Sometime after midnight, when she had developed a headache from lack of sleep, he awoke and with unchildlike alertness, asked if her arms hurt.

“They hurt,” she said. “And I can’t sleep and I’m cold.”

To her surprise, he pulled her blankets up to her chin. “Bikers put a rope on me,” he said. “They pulled me and said, ‘Heel, heel!’”

Rane shook her head in disgust. Jacob could not help what he was. He did not deserve such treatment.

“Daddy hit some of them and they died.”

“Good for him,” Rane muttered. Then she realized she was talking about Eli, who might even now be raping Keira. Confusion, frustration, and weariness set in heavily, and she could not stop the tears. She made no sound, but somehow, the child knew. He touched her face with one of his hard little hands, and when she turned her head away angrily, he turned his attention to her right wrist.

“What are you doing?” she demanded.

As though in answer, she found her wrist suddenly free.

“My teeth are sharp,” Jacob announced. He climbed over her and started on her left wrist. In seconds, it too was free.

“Oh God,” she said, hugging herself with aching arms and numb hands. She made herself reach out to the child. “Thank you, Jacob.”

“You taste good,” he said. “I thought you would. You smell like food.”

She drew her hand back quickly, heard his gleeful laugh. Let him laugh. He had freed her. How the hell a four year old could have teeth that cut rope was beyond her, but she didn’t care. If he had been a little less strange, she would have hugged him.

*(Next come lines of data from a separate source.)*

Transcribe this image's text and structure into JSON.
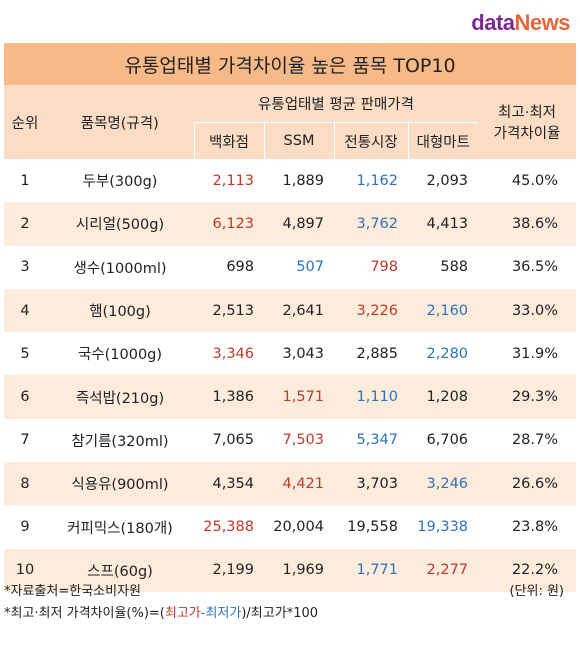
{
  "logo": {
    "part1": "data",
    "part2": "News"
  },
  "title": "유통업태별 가격차이율 높은 품목 TOP10",
  "headers": {
    "rank": "순위",
    "item": "품목명(규격)",
    "group": "유통업태별 평균 판매가격",
    "dept": "백화점",
    "ssm": "SSM",
    "trad": "전통시장",
    "mart": "대형마트",
    "ratio_line1": "최고·최저",
    "ratio_line2": "가격차이율"
  },
  "rows": [
    {
      "rank": "1",
      "item": "두부(300g)",
      "dept": "2,113",
      "ssm": "1,889",
      "trad": "1,162",
      "mart": "2,093",
      "ratio": "45.0%",
      "dept_c": "red",
      "ssm_c": "black",
      "trad_c": "blue",
      "mart_c": "black"
    },
    {
      "rank": "2",
      "item": "시리얼(500g)",
      "dept": "6,123",
      "ssm": "4,897",
      "trad": "3,762",
      "mart": "4,413",
      "ratio": "38.6%",
      "dept_c": "red",
      "ssm_c": "black",
      "trad_c": "blue",
      "mart_c": "black"
    },
    {
      "rank": "3",
      "item": "생수(1000ml)",
      "dept": "698",
      "ssm": "507",
      "trad": "798",
      "mart": "588",
      "ratio": "36.5%",
      "dept_c": "black",
      "ssm_c": "blue",
      "trad_c": "red",
      "mart_c": "black"
    },
    {
      "rank": "4",
      "item": "햄(100g)",
      "dept": "2,513",
      "ssm": "2,641",
      "trad": "3,226",
      "mart": "2,160",
      "ratio": "33.0%",
      "dept_c": "black",
      "ssm_c": "black",
      "trad_c": "red",
      "mart_c": "blue"
    },
    {
      "rank": "5",
      "item": "국수(1000g)",
      "dept": "3,346",
      "ssm": "3,043",
      "trad": "2,885",
      "mart": "2,280",
      "ratio": "31.9%",
      "dept_c": "red",
      "ssm_c": "black",
      "trad_c": "black",
      "mart_c": "blue"
    },
    {
      "rank": "6",
      "item": "즉석밥(210g)",
      "dept": "1,386",
      "ssm": "1,571",
      "trad": "1,110",
      "mart": "1,208",
      "ratio": "29.3%",
      "dept_c": "black",
      "ssm_c": "red",
      "trad_c": "blue",
      "mart_c": "black"
    },
    {
      "rank": "7",
      "item": "참기름(320ml)",
      "dept": "7,065",
      "ssm": "7,503",
      "trad": "5,347",
      "mart": "6,706",
      "ratio": "28.7%",
      "dept_c": "black",
      "ssm_c": "red",
      "trad_c": "blue",
      "mart_c": "black"
    },
    {
      "rank": "8",
      "item": "식용유(900ml)",
      "dept": "4,354",
      "ssm": "4,421",
      "trad": "3,703",
      "mart": "3,246",
      "ratio": "26.6%",
      "dept_c": "black",
      "ssm_c": "red",
      "trad_c": "black",
      "mart_c": "blue"
    },
    {
      "rank": "9",
      "item": "커피믹스(180개)",
      "dept": "25,388",
      "ssm": "20,004",
      "trad": "19,558",
      "mart": "19,338",
      "ratio": "23.8%",
      "dept_c": "red",
      "ssm_c": "black",
      "trad_c": "black",
      "mart_c": "blue"
    },
    {
      "rank": "10",
      "item": "스프(60g)",
      "dept": "2,199",
      "ssm": "1,969",
      "trad": "1,771",
      "mart": "2,277",
      "ratio": "22.2%",
      "dept_c": "black",
      "ssm_c": "black",
      "trad_c": "blue",
      "mart_c": "red"
    }
  ],
  "footer": {
    "source": "*자료출처=한국소비자원",
    "unit": "(단위: 원)",
    "formula_prefix": "*최고·최저 가격차이율(%)=(",
    "formula_max": "최고가",
    "formula_dash": "-",
    "formula_min": "최저가",
    "formula_suffix": ")/최고가*100"
  },
  "colors": {
    "red": "#c0392b",
    "blue": "#2e72b8",
    "header_bg": "#f7b988",
    "subheader_bg": "#fbdcc5",
    "alt_row_bg": "#fdebdc"
  }
}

“Something is happening outside,” he said.

“What?”

“People moving around and talking.” He bounded off the bed and to the window. “They’re your people,” he said. He leaped silently to the high window sill, then down the other side.

Then even she heard the noise outside—a car starting, people running. There was shouting, and finally what must be happening penetrated her weary mind. Her people—her father and sister …

She got out of bed, taking time only to slip into her shoes and grab her pants and shirt. She threw both on over the thin gown Lupe had brought her from her luggage and she went through the window. She would have climbed through it naked if she had had to.

She got out in time to see the Wagoneer disappearing down the mountain road, stick people in hot pursuit. Her father had left her!

She took a few useless steps after them, then turned without conscious thought and ran in the opposite direction—toward the rocks she and Stephen Kaneshiro had stood on. Toward the road below where her father would almost certainly be passing soon. It occurred to her as she headed for the steep incline that she could be killed. The thought did not slow her. Either way, the stick people would not tie her down again.